American artist (born 1942)

Ellen R. Sandor (born 1942) is an American new media artist. She is also founder of the Chicago-based (art)^{n}, a collective of artists, scientists, mathematicians, and computer experts. Sandor and (art)^{n} create sculptures that contain computer-generated photographic images that appear to be three dimensional.

She is best known for combining computer graphics, sculpture, and photography to visualize subject matter that includes architecture, historical events, and scientific phenomena such as the AIDS virus, Neutrinos, Microglia, and CRISPR.

== Education ==
Sandor holds a B.A. from Brooklyn College (1963) and an MFA in sculpture from the School of the Art Institute of Chicago (1975). In 2012, she received the Thomas R. Leavens Award for Distinguished Service to the Arts through Lawyers for the Creative Arts. In 2013, Ellen received the Gene Siskel Film Center Outstanding Leadership Award. She was also awarded an honorary doctorate of fine arts from the School of the Art Institute of Chicago in 2014.

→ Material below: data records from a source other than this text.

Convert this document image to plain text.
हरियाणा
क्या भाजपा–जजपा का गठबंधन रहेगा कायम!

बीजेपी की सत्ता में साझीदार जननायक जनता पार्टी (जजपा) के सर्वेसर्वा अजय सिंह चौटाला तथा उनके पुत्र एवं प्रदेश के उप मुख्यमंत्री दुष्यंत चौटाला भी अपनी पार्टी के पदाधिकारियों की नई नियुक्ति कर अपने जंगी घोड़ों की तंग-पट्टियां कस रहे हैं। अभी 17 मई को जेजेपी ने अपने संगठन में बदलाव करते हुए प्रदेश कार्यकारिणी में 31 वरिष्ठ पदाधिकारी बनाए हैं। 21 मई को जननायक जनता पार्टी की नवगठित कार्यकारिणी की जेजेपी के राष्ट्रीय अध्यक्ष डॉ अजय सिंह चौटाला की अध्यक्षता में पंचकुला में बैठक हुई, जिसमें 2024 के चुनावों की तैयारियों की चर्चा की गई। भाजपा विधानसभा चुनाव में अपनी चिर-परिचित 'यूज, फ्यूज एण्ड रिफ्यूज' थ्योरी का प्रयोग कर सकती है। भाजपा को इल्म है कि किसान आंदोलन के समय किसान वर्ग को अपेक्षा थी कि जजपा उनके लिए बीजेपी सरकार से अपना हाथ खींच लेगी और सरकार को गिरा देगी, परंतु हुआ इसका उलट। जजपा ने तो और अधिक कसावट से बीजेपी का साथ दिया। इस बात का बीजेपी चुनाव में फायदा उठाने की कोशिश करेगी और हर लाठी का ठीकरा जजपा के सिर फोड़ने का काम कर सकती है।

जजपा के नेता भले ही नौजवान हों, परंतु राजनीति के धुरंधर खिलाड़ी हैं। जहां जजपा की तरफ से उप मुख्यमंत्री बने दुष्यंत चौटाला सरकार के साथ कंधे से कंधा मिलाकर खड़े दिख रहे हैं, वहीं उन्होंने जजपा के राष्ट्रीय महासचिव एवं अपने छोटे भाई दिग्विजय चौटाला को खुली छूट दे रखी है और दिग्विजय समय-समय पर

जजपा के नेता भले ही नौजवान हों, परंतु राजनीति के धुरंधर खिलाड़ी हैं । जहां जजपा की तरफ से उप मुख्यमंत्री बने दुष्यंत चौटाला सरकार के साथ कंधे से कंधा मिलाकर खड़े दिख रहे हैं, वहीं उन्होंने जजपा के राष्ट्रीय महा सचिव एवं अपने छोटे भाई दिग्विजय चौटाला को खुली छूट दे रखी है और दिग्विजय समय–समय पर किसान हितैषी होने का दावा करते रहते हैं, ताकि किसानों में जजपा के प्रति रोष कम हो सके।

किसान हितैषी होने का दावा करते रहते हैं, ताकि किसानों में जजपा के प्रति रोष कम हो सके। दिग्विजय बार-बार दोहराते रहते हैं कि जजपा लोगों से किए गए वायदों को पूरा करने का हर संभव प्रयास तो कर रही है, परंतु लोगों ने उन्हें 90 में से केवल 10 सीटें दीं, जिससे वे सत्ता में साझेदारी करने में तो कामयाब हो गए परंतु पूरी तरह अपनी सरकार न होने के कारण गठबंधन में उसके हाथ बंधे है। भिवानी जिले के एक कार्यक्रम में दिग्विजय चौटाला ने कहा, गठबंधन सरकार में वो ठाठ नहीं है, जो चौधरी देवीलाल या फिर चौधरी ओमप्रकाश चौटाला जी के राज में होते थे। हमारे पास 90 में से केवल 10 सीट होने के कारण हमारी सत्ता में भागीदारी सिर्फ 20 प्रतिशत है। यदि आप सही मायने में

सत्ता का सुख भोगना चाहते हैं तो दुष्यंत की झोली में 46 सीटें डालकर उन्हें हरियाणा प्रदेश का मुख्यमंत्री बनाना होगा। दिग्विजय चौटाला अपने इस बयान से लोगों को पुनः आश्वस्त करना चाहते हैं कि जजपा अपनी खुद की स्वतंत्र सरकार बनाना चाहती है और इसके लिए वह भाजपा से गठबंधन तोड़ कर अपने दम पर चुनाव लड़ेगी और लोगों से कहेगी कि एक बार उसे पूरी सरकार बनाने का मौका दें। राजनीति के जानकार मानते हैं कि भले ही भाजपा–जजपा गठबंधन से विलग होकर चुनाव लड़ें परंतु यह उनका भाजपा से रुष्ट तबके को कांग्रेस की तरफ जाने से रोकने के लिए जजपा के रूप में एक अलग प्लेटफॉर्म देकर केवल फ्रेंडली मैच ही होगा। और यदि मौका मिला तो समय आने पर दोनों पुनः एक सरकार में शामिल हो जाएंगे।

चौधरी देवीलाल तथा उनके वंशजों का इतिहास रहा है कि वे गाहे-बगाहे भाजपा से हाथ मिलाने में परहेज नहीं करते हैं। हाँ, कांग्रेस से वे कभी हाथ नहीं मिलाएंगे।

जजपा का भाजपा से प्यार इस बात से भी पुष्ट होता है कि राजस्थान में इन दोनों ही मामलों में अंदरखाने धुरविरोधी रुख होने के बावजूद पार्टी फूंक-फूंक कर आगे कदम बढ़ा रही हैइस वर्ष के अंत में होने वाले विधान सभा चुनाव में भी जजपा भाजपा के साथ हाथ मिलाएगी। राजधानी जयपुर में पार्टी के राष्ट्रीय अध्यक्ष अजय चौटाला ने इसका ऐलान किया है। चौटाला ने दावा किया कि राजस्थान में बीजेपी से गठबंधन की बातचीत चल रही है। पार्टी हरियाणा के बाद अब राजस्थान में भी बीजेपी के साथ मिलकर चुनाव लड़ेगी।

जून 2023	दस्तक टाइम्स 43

Sandor was a visiting scholar of culture and society, National Center for Supercomputing Applications at the University of Illinois at Urbana-Champaign and a 2016 Fermilab Artist in Residence at the Fermi National Accelerator Laboratory.

== Work ==
In 1983 Sandor formed an artists’ group called (art)^{n}. They created a new art form, called PHSColograms (pronounced “skolograms”), which are 3D barrier-screen computer-generated photographs and sculptures. The term PHSColograms refers to a combination of photography, holography, sculpture and computer graphics. Some of (art)^{n}’s best-known scientific visualizations include a rendering of the AIDS virus cell as well as visualizations of the poliovirus, DNA, and the human brain.

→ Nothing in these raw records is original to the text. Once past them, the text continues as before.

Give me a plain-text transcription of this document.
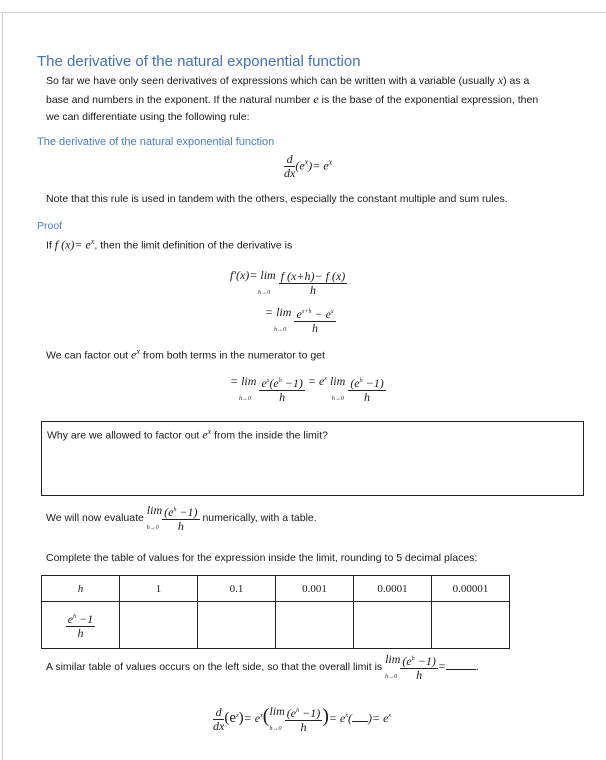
The derivative of the natural exponential function
So far we have only seen derivatives of expressions which can be written with a variable (usually x) as a
base and numbers in the exponent. If the natural number e is the base of the exponential expression, then
we can differentiate using the following rule:
The derivative of the natural exponential function
$\frac{d}{dx} (e^x)= e^x$
Note that this rule is used in tandem with the others, especially the constant multiple and sum rules.
Proof
If f $(x)= e^x$, then the limit definition of the derivative is
f′(x)= lim
$h\to 0 \frac{f (x+h)- f (x)}{h}$
= lim
$h\to 0 \frac{e^{x+h} - e^x}{h}$
We can factor out $e^x$ from both terms in the numerator to get
= lim
$h\to 0 \frac{e^x(e^h -1)}{h} = e^x$ lim
$h\to 0 \frac{(e^h -1)}{h}$
Why are we allowed to factor out $e^x$ from the inside the limit?
We will now evaluate lim
$h\to 0 \frac{(e^h -1)}{h}$ numerically, with a table.
Complete the table of values for the expression inside the limit, rounding to 5 decimal places:
h	1	0.1	0.001	0.0001	0.00001

$\frac{e^h -1}{h}$

A similar table of values occurs on the left side, so that the overall limit is lim
$h\to 0 \frac{(e^h -1)}{h}$ =	.
$\frac{d}{dx} (e^x)= e^x(\lim$
$h\to 0 \frac{(e^h -1)}{h}$ )= $e^x$( )= $e^x$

Through her Chicago studio, (art)^{n}, Sandor collaborates with artists and technologists to create PHSColograms commissioned by art and science institutions. Sandor's work has been commissioned by the Jet Propulsion Laboratory, the Smithsonian Institution, and the Tech Museum of Innovation, among others.
Her work is held in public and private art collections including the Art Institute of Chicago, the International Center of Photography, the National Academy of Sciences, the Musée Carnavalet, Paris, and the Victoria & Albert Museum, London.

Sandor and (art)^{n} have worked with a variety of artists including Ed Paschke, Karl Wirsum, Chris Landreth, Martyl Langsdorf, Donna Cox, Miroslaw Rogala and Claudia Hart. In addition, she and (art)^{n} have worked with scientists at the Scripps Research Institute, NASA, and the U.S. Army.

Sandor was honored by the Bulletin of the Atomic Scientists for her longstanding commitment to integrating art and science in 2017.

She is co-editor and contributor to New Media Futures: The Rise of Women in the Digital Arts (2018) published by the University of Illinois Press.

==Patents==
Sandor is the co-holder of five U.S. patents, three for autostereography techniques and two for polymerization of lenticular images.

==Collecting and Philanthropy==
Sandor and her husband, economist Richard L. Sandor, have assembled a private art collection with over 1,800 objects dating from the 1840s to the present. In 1988, 2001, and 2002 the Sandors were listed by Art & Antiques magazine as one of America's top 100 private collectors.

The Richard and Ellen Sandor Family Collection contains photographs, paintings, drawings, sculptures, and new media works focusing around themes such as 19th- and 20th-century icons, Paris between the wars, the American West, Hollywood portraits, and surrealism.

Ellen Sandor served on the board of governors for the School of the Art Institute of Chicago from 2003 until 2024 and is a lifetime trustee of The Art Institute of Chicago. She also served as chair of the Gene Siskel Film Center, 2003 until 2024. Ellen is a board member of Eyebeam Art and Technology Center in New York. She is also a member of the American Friends Musée d’Orsay et de L'Orangerie as well as on the board of the Fred Jones Museum of Art–The University of Oklahoma; John and Mable Ringling Museum of Art; and Asolo Repertory Theatre.